E' stato in società pugilistiche di Shtip, Kumanovo, Skopje e della Serbia ed
ora ha smesso. Si guadagna da vivere con un'impresa privata.
- Ci sono molti bambini rom che giocano a basket o a pallamano, non solo per
le strade. I club sportivi rom sono morti, nessuno vuole finanziarli. Se fossero
organizzati tornei tra i giovani, si scoprirebbero molti talenti e non solo nel
calcio, considera Demirov.
Lui stesso, dice, si proporrebbe per sollecitare ed organizzare
manifestazioni simili, se solo ci fosse uno sponsor.
Uno dei più giovani e promettenti talenti del football [...] , si chiama Enis
Asanovski e viene da Prilep. Gioca nel "Proleter", che è una delle poche squadre
rom in Macedonia. Enis ci gioca già da due anni.
- Dice: Mi sono allenato nel "Pobeda" e nel "Shampion" e gioco anche in
nazionale. Non faccio altro se non giocare a calcio. Ma non ne vale a pena. A
meno di andare via e giocare in un club straniero.
Si discute spesso di football e di Rom, riferendosi ai teppisti di destra in
Europa dell'Est ed alle loro invettive contro le comunità rom. Tuttavia, il
collegamento tra i Rom ed il calcio è qualcosa che dovrebbe essere riconosciuto
e può agire da ispirazione per molti giovani.

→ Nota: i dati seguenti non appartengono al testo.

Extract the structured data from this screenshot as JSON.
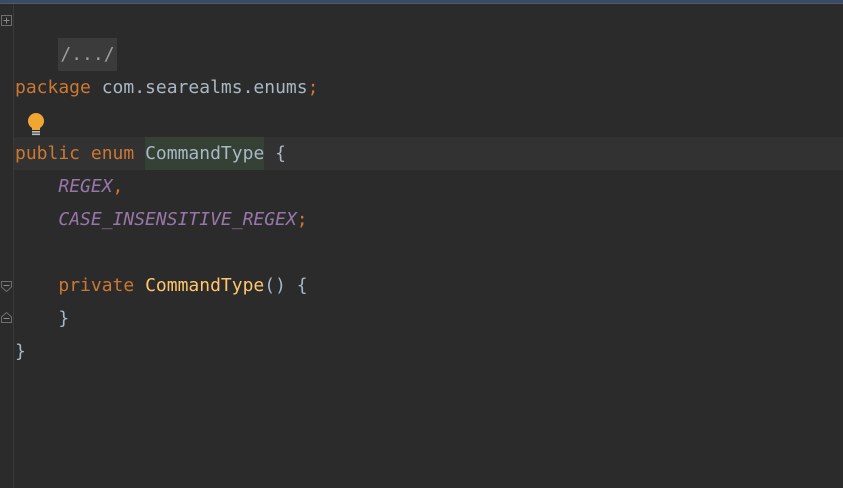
{
  "code": {
    "line1": {
      "folded": "/.../"
    },
    "line3": {
      "keyword": "package",
      "path": " com.searealms.enums",
      "semicolon": ";"
    },
    "line5": {
      "kw_public": "public",
      "kw_enum": "enum",
      "class_name": "CommandType",
      "brace": " {"
    },
    "line6": {
      "constant": "REGEX",
      "comma": ","
    },
    "line7": {
      "constant": "CASE_INSENSITIVE_REGEX",
      "semicolon": ";"
    },
    "line9": {
      "kw_private": "private",
      "method_name": "CommandType",
      "rest": "() {"
    },
    "line10": {
      "brace": "}"
    },
    "line11": {
      "brace": "}"
    }
  },
  "icons": {
    "fold_expand": "plus-square-icon",
    "fold_collapse": "minus-square-icon",
    "intention": "lightbulb-icon"
  },
  "colors": {
    "background": "#2b2b2b",
    "keyword": "#cc7832",
    "identifier": "#a9b7c6",
    "enum_constant": "#9876aa",
    "method": "#ffc66d",
    "bulb": "#f0a732"
  }
}
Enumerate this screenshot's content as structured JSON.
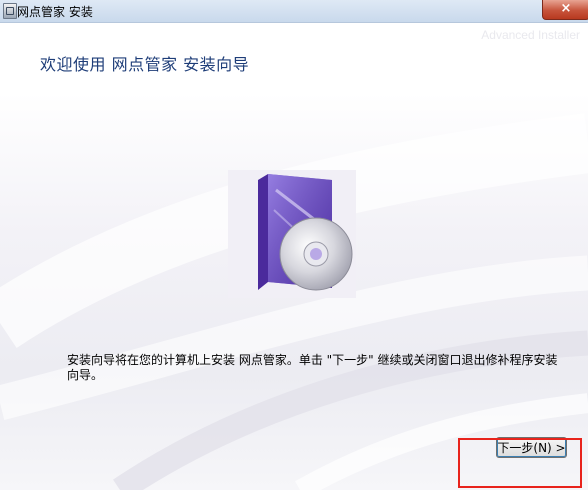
{
  "window": {
    "title": "网点管家 安装",
    "close_symbol": "×",
    "icon": "installer-icon"
  },
  "banner": {
    "watermark": "Advanced Installer",
    "heading": "欢迎使用 网点管家 安装向导"
  },
  "product_image": {
    "icon": "software-box-with-cd"
  },
  "description": "安装向导将在您的计算机上安装 网点管家。单击 \"下一步\" 继续或关闭窗口退出修补程序安装向导。",
  "buttons": {
    "next": "下一步(N) >"
  },
  "colors": {
    "heading": "#1e3d78",
    "highlight": "#e8231c"
  }
}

Moderni talenti rom del calcio hanno incantato i più grandi stadi del mondo,
dal Nou Camp di Barcellona a San Siro di Milano, ed il quartetto di sopra è
stato selezionato tra quanti, tra gli attuali giocatori rom, hanno avuto le
carriere più illustri e di successo.
Presentiamo un profilo per ogni giocatore, prima di porre la fatidica
domanda: Chi è il più grande giocatore rom di tutti i tempi?
ANDREA PIRLO
Nato in una famiglia sinti a Flero, nel nord-est della Lombardia, Pirlo è
ampliamente riconosciuto come il miglior regista calcistico della sua
generazione. Gli Italiani lo scoprirono adolescente a Brescia, prima che nel
1998 l'Inter lo comprasse a peso d'oro. Durante questo periodo, la sua
progressione stagnava a livello di club, ma a livello internazionale stava
nascendo una stella.
Agli Europei under-21 del 2000, Pirlo, capitano per l'Italia, non solo fu
capocannoniere ma venne anche votato come miglior giocatore del torneo e
ricevette il premio Golden Player.
Tuttavia, nell'Inter continuava a non essere valorizzato e venne venduto ai
grandi rivali del Milan nell'estate del 2001. Fu una grande perdita per l'Inter
e un grande acquisto per il Milan, come venne dimostrato qui sotto, con
l'esecuzione di uno dei suoi leggendari calci di punizione, durante il derby
milanese.
Pirlo divenne un componente integrante di un eccellente Milan, vincendo la
Champions League alla sua seconda stagione, battendo i colleghi della Juventus
nella finale del 2003.
L'anno seguente il Milan vinse il campionato, col creativo centrocampista
alla base di quel successo.
Contemporaneamente giocando in
nazionale, Pirlo ebbe un ruolo fondamentale nella straordinaria vittoria
dell'Italia nella Coppa del Mondo 2006. Dopo aver battuto la Germania in
semifinale, l'Italia vinse ai rigori contro la Francia in finale. Pirlo alzò il
trofeo e venne premiato col Pallone di Bronzo, dopo essere stato votato il terzo
miglior giocatore del torneo.
Mentre alza la Coppa UEFA vinta dal Milan nel 2007
Nel 2007 vinse per la seconda volta un trofeo europeo, sempre con il Milan, e
rappresentò l'Italia all'Euro 2008 e nei Mondiali 2010, prima di terminare la
sua carriera decennale al Milan nel 2011, contemporaneamente alla vincita in
campionato dopo sette anni di digiuno.
Ora, a 32 anni, Pirlo gioca nella Juventus, dove sperano che la sua classe ed
esperienza riportino il club più premiato d'Italia agli antichi fasti.
RAFAEL VAN DER VAART
Proveniente da Heemskerk, Olanda settentrionale, van der Vaart è
sopravvissuto ad una carriera turbolenta per diventare uno dei più prolifici
centrocampisti d'attacco in Europa. Nato da madre spagnola e padre olandese, van der
Vaart è cresciuto giocando a calcio nei campi per roulotte in giro per l'Olanda.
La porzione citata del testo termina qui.